Parte I. Livro IV. Capitulo XL.
Vida do Veneravel Fr. Honorio de Santa Maria
997 A ultima Guardianîa que teve, foy no Convento de Cintra; e sendo absoluto della, lhe concedeo o Provincial, que ficasse morador no mesmo Convento, por lje naõ faltar à espiritual consoluçaõ, que nela sentia; e com licença dos Prelados elegeo por cela huma cova, que está na Cerca, naõ como a de Melibeo toda frondosa, mas sim como aquella de que falla Quinciano, sombria, triste, e medonha, cuja horrorosa vista intimida aos humanos para a verem, quando mais para a habitarem. Ninguem a vê, sem que lhe sirva para despertador da morte; e todos ouvem assombrados, que nele podesse viver dezaseis annos continuos Fr. Honorio, contando já oitenta de idade. A sua cama era huma cortiça, e huma pedra, ou pao lhe servia de cabeceira, sem outra alguma cobertura, com que se pudesse reparar dos frios, mais que a de dous grandes penedos, que lhe impedem a claridade. Nela assistia de dia, e de noite até às Matinas, e as poucas horas que dava de decanso ao corpo, sempre era encolhido. Todas as noites vinha rezar Matinas ao Coro; e o tempo, que restava até se tanger a Prima, passava em altissima contemplaçaõ diante do Santissimo Sacramento, em cuja presença fazia huma dsciplina taõ dilatada, como rigorosa. O sangue, que derramava, o arguia de cruel; porém as feridas se convertiaõ em bocas, que publicavaõ os triunfos da penitencia, contra os ardilosos combates do demonio, que se desvelava em o perseguir.

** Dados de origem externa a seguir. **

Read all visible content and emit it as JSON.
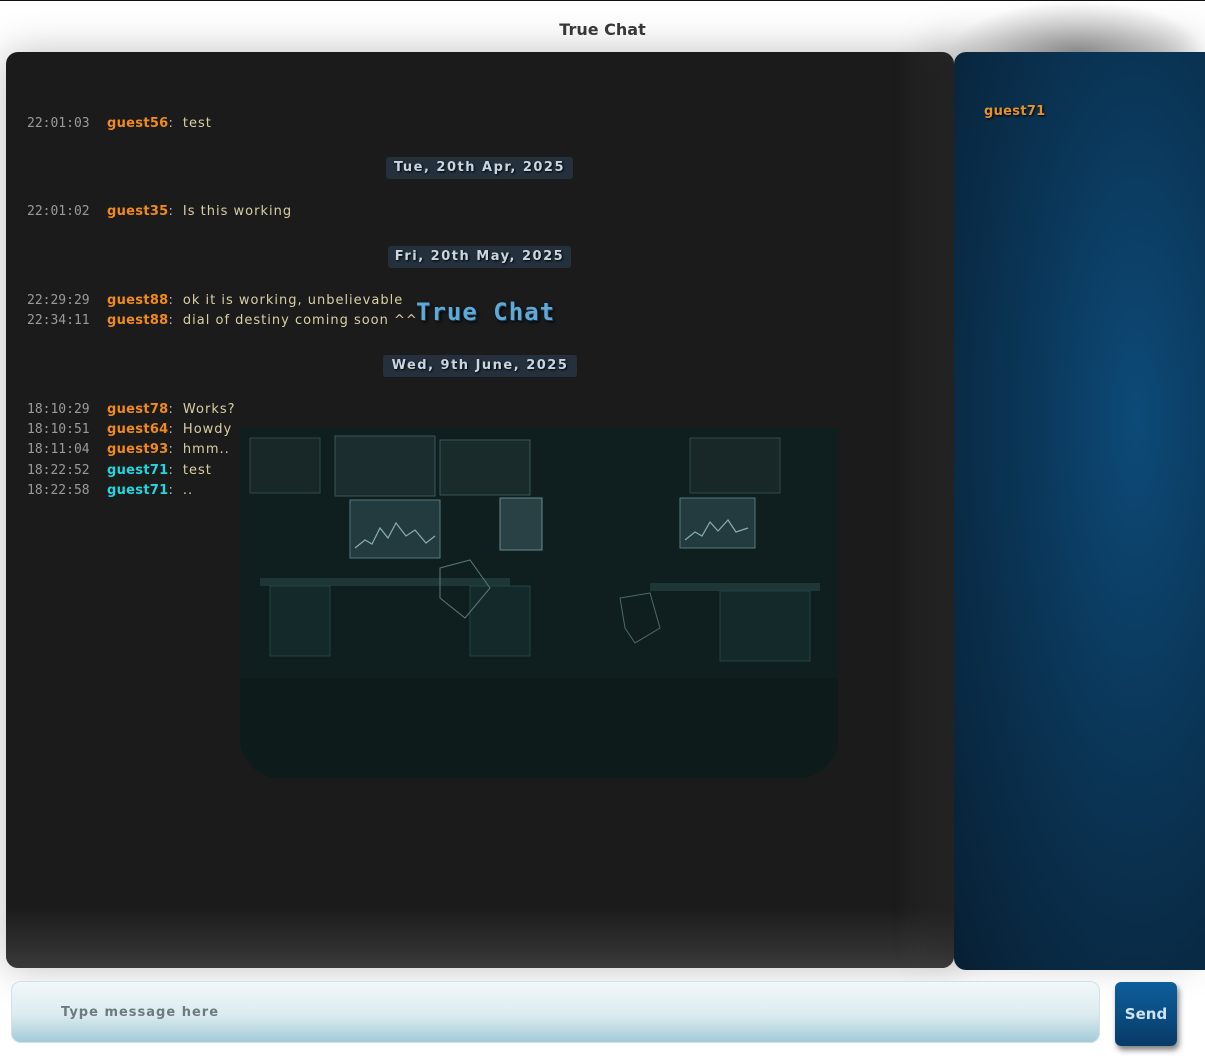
{
  "app": {
    "title": "True Chat"
  },
  "watermark": {
    "text": "True Chat"
  },
  "messages": [
    {
      "time": "22:01:03",
      "user": "guest56",
      "text": "test",
      "self": false
    },
    {
      "time": "22:01:02",
      "user": "guest35",
      "text": "Is this working",
      "self": false
    },
    {
      "time": "22:29:29",
      "user": "guest88",
      "text": "ok it is working, unbelievable",
      "self": false
    },
    {
      "time": "22:34:11",
      "user": "guest88",
      "text": "dial of destiny coming soon ^^",
      "self": false
    },
    {
      "time": "18:10:29",
      "user": "guest78",
      "text": "Works?",
      "self": false
    },
    {
      "time": "18:10:51",
      "user": "guest64",
      "text": "Howdy",
      "self": false
    },
    {
      "time": "18:11:04",
      "user": "guest93",
      "text": "hmm..",
      "self": false
    },
    {
      "time": "18:22:52",
      "user": "guest71",
      "text": "test",
      "self": true
    },
    {
      "time": "18:22:58",
      "user": "guest71",
      "text": "..",
      "self": true
    }
  ],
  "date_separators": [
    "Tue, 20th Apr, 2025",
    "Fri, 20th May, 2025",
    "Wed, 9th June, 2025"
  ],
  "users": [
    "guest71"
  ],
  "colors": {
    "other_user": "#f08a1c",
    "self_user": "#21d6e0",
    "message_text": "#d9cfa6"
  },
  "composer": {
    "placeholder": "Type message here",
    "value": "",
    "send_label": "Send"
  }
}
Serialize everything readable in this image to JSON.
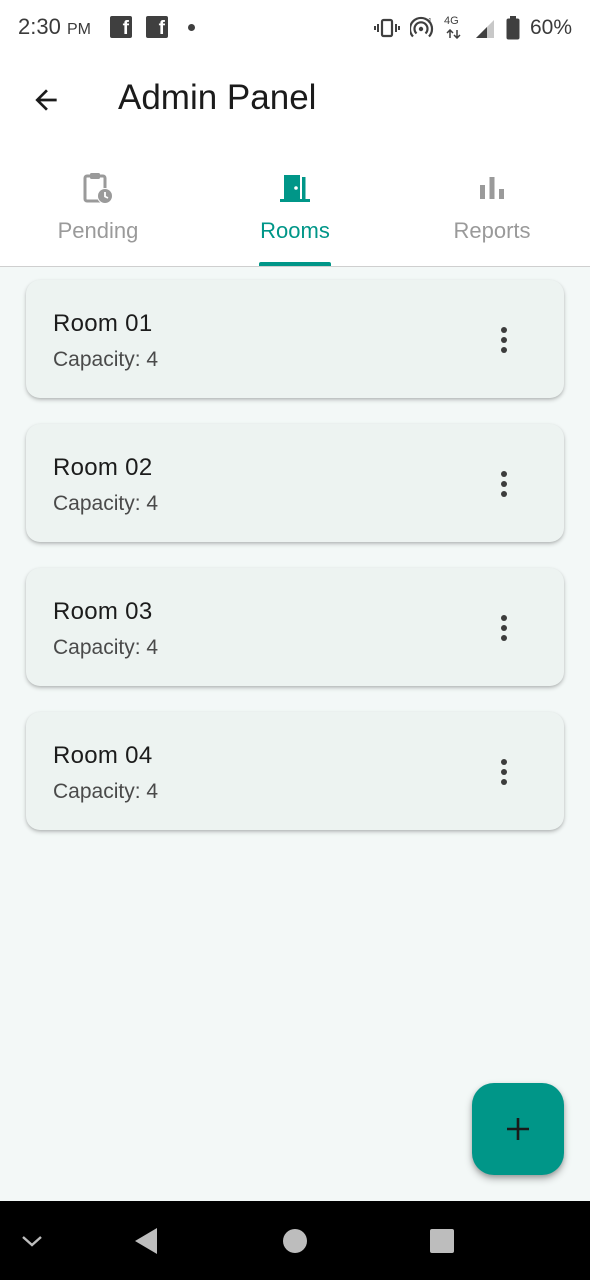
{
  "status_bar": {
    "time": "2:30",
    "ampm": "PM",
    "notification_icons": [
      "facebook-icon",
      "facebook-icon",
      "dot-icon"
    ],
    "network": "4G",
    "battery_percent": "60%"
  },
  "app_bar": {
    "title": "Admin Panel",
    "back_icon": "arrow-back-icon"
  },
  "tabs": [
    {
      "label": "Pending",
      "icon": "pending-clipboard-icon",
      "active": false
    },
    {
      "label": "Rooms",
      "icon": "door-icon",
      "active": true
    },
    {
      "label": "Reports",
      "icon": "bar-chart-icon",
      "active": false
    }
  ],
  "rooms": [
    {
      "name": "Room 01",
      "capacity": "Capacity: 4"
    },
    {
      "name": "Room 02",
      "capacity": "Capacity: 4"
    },
    {
      "name": "Room 03",
      "capacity": "Capacity: 4"
    },
    {
      "name": "Room 04",
      "capacity": "Capacity: 4"
    }
  ],
  "fab": {
    "icon": "add-icon"
  },
  "colors": {
    "accent": "#009688",
    "background": "#f3f8f7",
    "card": "#edf3f1",
    "inactive_tab": "#9a9a9a"
  }
}
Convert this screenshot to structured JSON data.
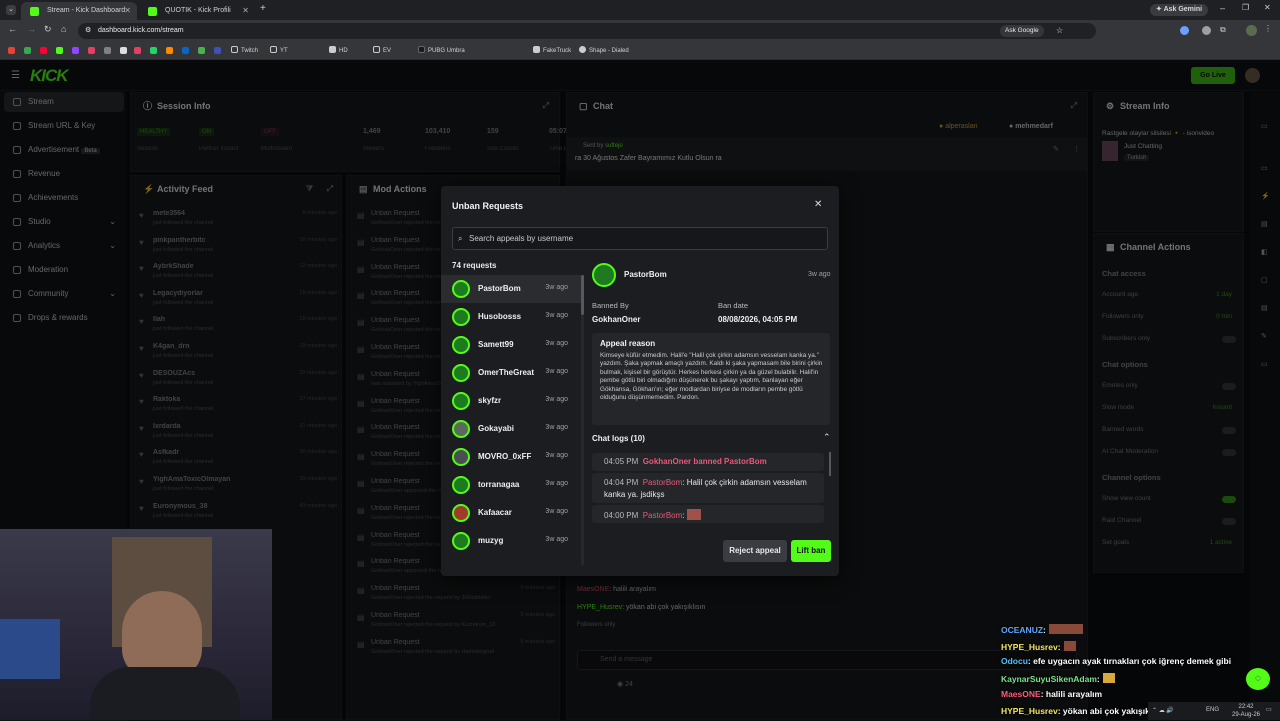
{
  "browser": {
    "tabs": [
      {
        "label": "Stream - Kick Dashboard",
        "active": true
      },
      {
        "label": "QUOTIK - Kick Profili",
        "active": false
      }
    ],
    "ask_gemini": "Ask Gemini",
    "url": "dashboard.kick.com/stream",
    "ask_google": "Ask Google",
    "bookmarks": [
      "Twitch",
      "YT",
      "HD",
      "EV",
      "PUBG Umbra",
      "FakeTruck",
      "Shape - Dialed"
    ]
  },
  "app": {
    "go_live": "Go Live",
    "nav": [
      {
        "label": "Stream",
        "active": true
      },
      {
        "label": "Stream URL & Key"
      },
      {
        "label": "Advertisement",
        "badge": "Beta"
      },
      {
        "label": "Revenue"
      },
      {
        "label": "Achievements"
      },
      {
        "label": "Studio"
      },
      {
        "label": "Analytics"
      },
      {
        "label": "Moderation"
      },
      {
        "label": "Community"
      },
      {
        "label": "Drops & rewards"
      }
    ],
    "session": {
      "title": "Session Info",
      "stats": [
        {
          "value": "HEALTHY",
          "label": "Session"
        },
        {
          "value": "ON",
          "label": "Partner Instant"
        },
        {
          "value": "OFF",
          "label": "Multistream"
        },
        {
          "value": "1,469",
          "label": "Viewers"
        },
        {
          "value": "103,410",
          "label": "Followers"
        },
        {
          "value": "159",
          "label": "Sub Counts"
        },
        {
          "value": "05:07:58",
          "label": "Time Live"
        }
      ]
    },
    "activity": {
      "title": "Activity Feed",
      "items": [
        {
          "name": "mete3564",
          "sub": "just followed the channel",
          "time": "8 minutes ago"
        },
        {
          "name": "pinkpantherbitc",
          "sub": "just followed the channel",
          "time": "10 minutes ago"
        },
        {
          "name": "AybrkShade",
          "sub": "just followed the channel",
          "time": "12 minutes ago"
        },
        {
          "name": "Legacydiyorlar",
          "sub": "just followed the channel",
          "time": "15 minutes ago"
        },
        {
          "name": "Ilah",
          "sub": "just followed the channel",
          "time": "18 minutes ago"
        },
        {
          "name": "K4gan_drn",
          "sub": "just followed the channel",
          "time": "19 minutes ago"
        },
        {
          "name": "DESOUZAcs",
          "sub": "just followed the channel",
          "time": "22 minutes ago"
        },
        {
          "name": "Raktoka",
          "sub": "just followed the channel",
          "time": "27 minutes ago"
        },
        {
          "name": "Ixrdarda",
          "sub": "just followed the channel",
          "time": "31 minutes ago"
        },
        {
          "name": "Asfkadr",
          "sub": "just followed the channel",
          "time": "35 minutes ago"
        },
        {
          "name": "YighAmaToxicOlmayan",
          "sub": "just followed the channel",
          "time": "39 minutes ago"
        },
        {
          "name": "Euronymous_38",
          "sub": "just followed the channel",
          "time": "43 minutes ago"
        }
      ]
    },
    "mod_actions": {
      "title": "Mod Actions",
      "items": [
        {
          "title": "Unban Request",
          "sub": "GokhanOner rejected the request by"
        },
        {
          "title": "Unban Request",
          "sub": "GokhanOner rejected the request by"
        },
        {
          "title": "Unban Request",
          "sub": "GokhanOner rejected the request by"
        },
        {
          "title": "Unban Request",
          "sub": "GokhanOner rejected the request by"
        },
        {
          "title": "Unban Request",
          "sub": "GokhanOner rejected the request by"
        },
        {
          "title": "Unban Request",
          "sub": "GokhanOner rejected the request by"
        },
        {
          "title": "Unban Request",
          "sub": "was subsided by YighAmaToxicOlmayan"
        },
        {
          "title": "Unban Request",
          "sub": "GokhanOner rejected the request by"
        },
        {
          "title": "Unban Request",
          "sub": "GokhanOner rejected the request by"
        },
        {
          "title": "Unban Request",
          "sub": "GokhanOner rejected the request by"
        },
        {
          "title": "Unban Request",
          "sub": "GokhanOner approved the request by"
        },
        {
          "title": "Unban Request",
          "sub": "GokhanOner rejected the request by"
        },
        {
          "title": "Unban Request",
          "sub": "GokhanOner rejected the request by"
        },
        {
          "title": "Unban Request",
          "sub": "GokhanOner approved the request by JWKubsik",
          "time": "5 minutes ago"
        },
        {
          "title": "Unban Request",
          "sub": "GokhanOner rejected the request by 39Hstidatici",
          "time": "5 minutes ago"
        },
        {
          "title": "Unban Request",
          "sub": "GokhanOner rejected the request by Kuzrekum_12",
          "time": "5 minutes ago"
        },
        {
          "title": "Unban Request",
          "sub": "GokhanOner rejected the request by Hamnikogrod",
          "time": "6 minutes ago"
        }
      ]
    },
    "chat": {
      "title": "Chat",
      "pinned_users": [
        "alperaslan",
        "mehmedarf"
      ],
      "pinned_sender": "Sent by",
      "pinned_user": "suftejo",
      "pinned_text": "ra 30 Ağustos Zafer Bayramımız Kutlu Olsun ra",
      "messages": [
        {
          "user": "MaesONE",
          "text": ": halili arayalım"
        },
        {
          "user": "HYPE_Husrev",
          "text": ": yökan abi çok yakışıklısın"
        }
      ],
      "followers_only": "Followers only",
      "input_placeholder": "Send a message",
      "viewer_count": "24"
    },
    "stream_info": {
      "title": "Stream Info",
      "stream_title": "Rastgele olaylar silsilesi 🔸 - isonvideo",
      "category": "Just Chatting",
      "language": "Turkish"
    },
    "channel_actions": {
      "title": "Channel Actions",
      "sections": [
        {
          "heading": "Chat access",
          "rows": [
            {
              "label": "Account age",
              "value": "1 day"
            },
            {
              "label": "Followers only",
              "value": "0 min"
            },
            {
              "label": "Subscribers only",
              "value": ""
            }
          ]
        },
        {
          "heading": "Chat options",
          "rows": [
            {
              "label": "Emotes only",
              "value": ""
            },
            {
              "label": "Slow mode",
              "value": "Instant"
            },
            {
              "label": "Banned words",
              "value": ""
            },
            {
              "label": "AI Chat Moderation",
              "value": ""
            }
          ]
        },
        {
          "heading": "Channel options",
          "rows": [
            {
              "label": "Show view count",
              "value": ""
            },
            {
              "label": "Raid Channel",
              "value": ""
            },
            {
              "label": "Set goals",
              "value": "1 active"
            }
          ]
        }
      ]
    }
  },
  "modal": {
    "title": "Unban Requests",
    "search_placeholder": "Search appeals by username",
    "count_label": "74 requests",
    "requests": [
      {
        "name": "PastorBom",
        "time": "3w ago"
      },
      {
        "name": "Husobosss",
        "time": "3w ago"
      },
      {
        "name": "Samett99",
        "time": "3w ago"
      },
      {
        "name": "OmerTheGreat",
        "time": "3w ago"
      },
      {
        "name": "skyfzr",
        "time": "3w ago"
      },
      {
        "name": "Gokayabi",
        "time": "3w ago"
      },
      {
        "name": "MOVRO_0xFF",
        "time": "3w ago"
      },
      {
        "name": "torranagaa",
        "time": "3w ago"
      },
      {
        "name": "Kafaacar",
        "time": "3w ago"
      },
      {
        "name": "muzyg",
        "time": "3w ago"
      }
    ],
    "detail": {
      "user": "PastorBom",
      "time": "3w ago",
      "banned_by_label": "Banned By",
      "banned_by": "GokhanOner",
      "ban_date_label": "Ban date",
      "ban_date": "08/08/2026, 04:05 PM",
      "appeal_label": "Appeal reason",
      "appeal_text": "Kimseye küfür etmedim. Halil'e \"Halil çok çirkin adamsın vesselam kanka ya.\" yazdım. Şaka yapmak amaçlı yazdım. Kaldı ki şaka yapmasam bile birini çirkin bulmak, kişisel bir görüştür. Herkes herkesi çirkin ya da güzel bulabilir. Halil'in pembe götlü biri olmadığını düşünerek bu şakayı yaptım, banlayan eğer Gökhansa, Gökhan'ın; eğer modlardan biriyse de modların pembe götlü olduğunu düşünmemedim. Pardon.",
      "logs_label": "Chat logs (10)",
      "logs": [
        {
          "time": "04:05 PM",
          "text": "GokhanOner banned PastorBom"
        },
        {
          "time": "04:04 PM",
          "user": "PastorBom",
          "text": ": Halil çok çirkin adamsın vesselam kanka ya. jsdikşs"
        },
        {
          "time": "04:00 PM",
          "user": "PastorBom",
          "text": ":"
        }
      ]
    },
    "reject_label": "Reject appeal",
    "lift_label": "Lift ban"
  },
  "overlay_chat": [
    {
      "user": "OCEANUZ",
      "text": ":",
      "color": "#5fa8ff"
    },
    {
      "user": "HYPE_Husrev",
      "text": ":",
      "color": "#f5e663"
    },
    {
      "user": "Odocu",
      "text": ": efe uygacın ayak tırnakları çok iğrenç demek gibi",
      "color": "#4fc3f7"
    },
    {
      "user": "KaynarSuyuSikenAdam",
      "text": ":",
      "color": "#7ee08a"
    },
    {
      "user": "MaesONE",
      "text": ": halili arayalım",
      "color": "#ff5c7a"
    },
    {
      "user": "HYPE_Husrev",
      "text": ": yökan abi çok yakışıklısın",
      "color": "#f5e663"
    }
  ],
  "taskbar": {
    "lang": "ENG",
    "time": "22:42",
    "date": "29-Aug-26"
  },
  "colors": {
    "kick_green": "#53fc18",
    "danger": "#e85a7a",
    "panel": "#17181b"
  }
}
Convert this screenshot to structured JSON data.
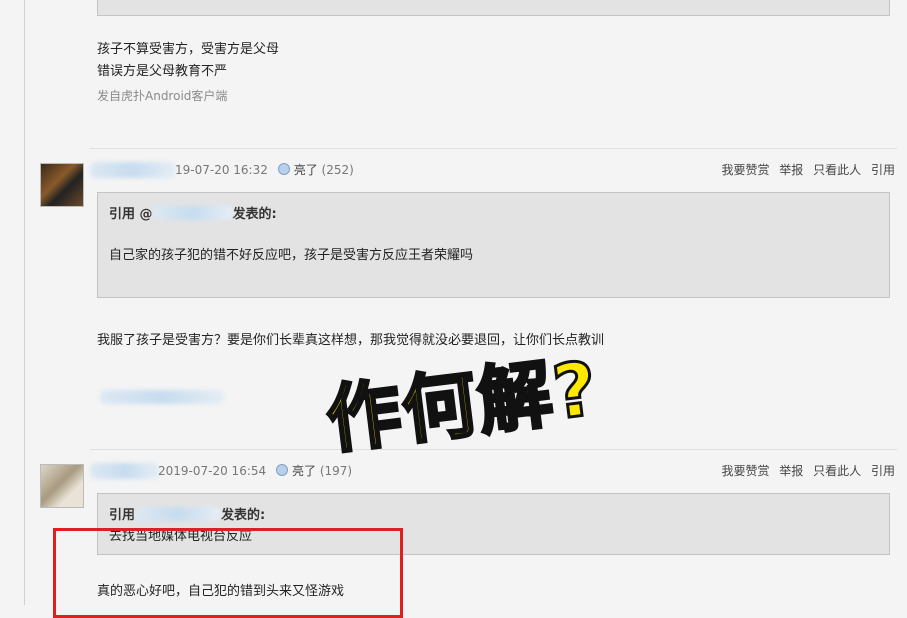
{
  "post1": {
    "line1": "孩子不算受害方，受害方是父母",
    "line2": "错误方是父母教育不严",
    "source": "发自虎扑Android客户端"
  },
  "post2": {
    "time": "19-07-20 16:32",
    "light": "亮了",
    "light_count": "(252)",
    "actions": [
      "我要赞赏",
      "举报",
      "只看此人",
      "引用"
    ],
    "quote_prefix": "引用 @",
    "quote_suffix": "发表的:",
    "quote_text": "自己家的孩子犯的错不好反应吧，孩子是受害方反应王者荣耀吗",
    "body": "我服了孩子是受害方？要是你们长辈真这样想，那我觉得就没必要退回，让你们长点教训"
  },
  "post3": {
    "time": "2019-07-20 16:54",
    "light": "亮了",
    "light_count": "(197)",
    "actions": [
      "我要赞赏",
      "举报",
      "只看此人",
      "引用"
    ],
    "quote_prefix": "引用",
    "quote_suffix": "发表的:",
    "quote_text": "去找当地媒体电视台反应",
    "body": "真的恶心好吧，自己犯的错到头来又怪游戏"
  },
  "overlay_text": "作何解?",
  "colors": {
    "highlight_border": "#e02020",
    "overlay_fill": "#ffe800",
    "quote_bg": "#e3e3e3"
  }
}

998 Parecia-lhe limitado este castigo, para domar a rebeldia da carne, que sempre repugna à mortificaçaõ, e usava de hum cilicio de cairo, com que cingia quasi todo o corpo, em cujo tormento rara vez dispensava. Todas as sestas feiras apparecia no refeitorio com hum molho de sylvas ao pescosso, e com os olhos nellas dizia a sua culpa, e tomava a refeiçaõ de paõ, e agua. Nas da Quaresma, em sinal de como trazia na memoria muito presente a Paixaõ do seu amado Jesus, vinha rodeado da contura para cima das mesmas sylvas: disciplinava-se até lhe fazer o Prelado final, e comia em terra. Depois de satisfeitas as suas obrigaçoens, occupava-se nos exercicios mais humildes dos Conventos, mondando a Horta, e alimpando com huma enxada as ruas da Cerca, e outros mais que estavaõ entregues aos cuidados dos Coristas. Prezava-se de muito amante de tanta pobreza, e naõ lhe parecia bem outra cousa, mais que a que se ordenava a obsequiar esta virtude. Para mayor lustre da sua observancia, naõ tinha cousa alguma do seu uso, mais que o Habito, taõ vil, como composto de pedaços de varias cores, taõ estreito, que mal o podia vestir, e taõ curto, que apenas lhe chegava aos artelhos dos pés, e pulsos dos braços; e para que nestas partes se não desfiasse, o fortalecia com ourellas de coiro, e lhe ficavão tambem servindo de aspero cilicio.
999 Com as aguas da penitencia em que se purificavaõ os peccadores, saciava este Servo de Deos a sede, que tinha de lhe salvar as almas, assistindo no Confessionario de dia, e de noite. Tal era a graça, com que ministrava o Sacramento da Penitencia, e taõ copiosos os frutos, que das suas exhortaçoens colhiaõ os penitentes, que de terras muito distantes o vinhaõ procurar, para alivio das suas consciencias. Em muitas occasioens lhe succedeo pelo grande concurso de gente, estar no Confessionario desde a manhãa até à noite; e quando neste tempo vinha tomar a refeiçaõ corporal, se contentava com paõ, e agua, pedindo licença aos Prelados para dar o mais, que lhe haviaõ guardado, a alguns pobres, que havia confessado. Com este caritativo zelo, quando naõ vinhaõ os penitentes ao Convento, os procurava elle nas suas Freguezias, offerecendo-lhe prompta a suas almas a suave medicina da penitencia. Também os industriava na doutrina Christãa, santo exercicio da oraçaõ mental, e com grande empenho os persuadia, a que professassem a Terceira Regra do nosso serafico Patriarcha, e a observassem em suas casas, o que via observando com extremosa consolaçaõ do seu espirito, e grande gloria de Deos. Chefavaõ repetidas as noticias destas exemplaridades ao Arcebispo de Lisboa D. Jorge de Almeida, e costumava dizer, que naõ havia no seu Arcebispado, quem fizesse mais fruto nas almas dos seus diocesanos, que o Padre Fr. Honorio, e naõ deixava de o encarecer assim aos Prelados, quando o visitavaõ.